1. Why is there a red-black tree?

2. What is a "balanced binary search tree"?

3. Definition of red-black tree

4. Why is it said that the red-black tree is "approximately balanced"?

5. Why does the red-black tree have good overall performance?

Sixth, realize the red-black tree

1. Balance adjustment of insertion operation

2. Balance adjustment of delete operation 

1. Preliminary adjustments for deleting nodes

2. Make secondary adjustments to focus nodes

3. Summary 

6. Application scenarios of red-black tree

The scene where the red-black tree has landed

 

1. Why is there a red-black tree?

Binary search tree is the most commonly used binary tree. It supports fast insertion, deletion, and search operations. The time complexity of each operation is proportional to the height of the tree. Ideally, the time complexity is O(logn).

However, why do we need to introduce a red-black tree when we already have a binary search tree with good performance?

That is because, in the process of frequent dynamic update of the binary search tree, the height of the tree may be much larger than log2n, which leads to a decrease in the efficiency of each operation. In extreme cases, the binary tree will degenerate into a linked list, and the time complexity will degenerate to O(n).

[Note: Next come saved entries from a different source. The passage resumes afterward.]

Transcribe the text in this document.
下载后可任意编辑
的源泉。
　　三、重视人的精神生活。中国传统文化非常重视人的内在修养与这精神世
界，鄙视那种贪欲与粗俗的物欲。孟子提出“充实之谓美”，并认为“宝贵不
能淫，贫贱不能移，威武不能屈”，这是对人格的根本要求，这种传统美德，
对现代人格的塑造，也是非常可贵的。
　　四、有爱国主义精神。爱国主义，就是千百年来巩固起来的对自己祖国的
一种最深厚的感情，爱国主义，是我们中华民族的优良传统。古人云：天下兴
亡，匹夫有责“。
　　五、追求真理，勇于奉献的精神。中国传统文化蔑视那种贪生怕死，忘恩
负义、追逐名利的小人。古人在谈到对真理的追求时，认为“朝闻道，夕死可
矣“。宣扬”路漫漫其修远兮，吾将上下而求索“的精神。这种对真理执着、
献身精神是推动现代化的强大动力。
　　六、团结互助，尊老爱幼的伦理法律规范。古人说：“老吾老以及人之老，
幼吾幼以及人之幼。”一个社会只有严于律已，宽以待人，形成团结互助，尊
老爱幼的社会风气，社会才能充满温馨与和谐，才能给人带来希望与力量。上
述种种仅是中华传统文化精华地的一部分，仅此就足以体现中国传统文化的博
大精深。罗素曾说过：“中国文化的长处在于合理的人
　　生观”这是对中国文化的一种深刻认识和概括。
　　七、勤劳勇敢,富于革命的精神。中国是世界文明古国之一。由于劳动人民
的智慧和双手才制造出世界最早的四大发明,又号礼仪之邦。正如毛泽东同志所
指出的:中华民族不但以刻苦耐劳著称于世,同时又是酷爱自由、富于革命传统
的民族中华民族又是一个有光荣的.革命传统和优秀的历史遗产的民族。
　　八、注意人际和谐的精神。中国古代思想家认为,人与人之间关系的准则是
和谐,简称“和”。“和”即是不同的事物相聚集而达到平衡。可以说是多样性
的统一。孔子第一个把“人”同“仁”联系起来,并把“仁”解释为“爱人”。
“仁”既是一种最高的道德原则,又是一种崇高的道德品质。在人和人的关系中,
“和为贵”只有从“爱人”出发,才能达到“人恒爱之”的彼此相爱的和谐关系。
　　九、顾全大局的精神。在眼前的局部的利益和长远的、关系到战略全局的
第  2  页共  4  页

Moreover, we hope that the structure of the tree is associative, that is, between adjacent versions, such as the first insertion, and the second insertion, the structure of the tree cannot change too much, and it should be possible to pass O(1) times. Can vary finish. For an AVL tree, insertion satisfies this condition, but deletion does not.

To solve these two problems, we need to design a balanced binary search tree, which is the red-black tree we will talk about today.

2. What is a "balanced binary search tree"?

The strict definition of a balanced binary tree is this: the height difference between the left and right subtrees of any node in the binary tree cannot be greater than 1. From this definition, the complete binary tree and full binary tree we talked about in the previous section are actually balanced binary trees, but incomplete binary trees may also be balanced binary trees.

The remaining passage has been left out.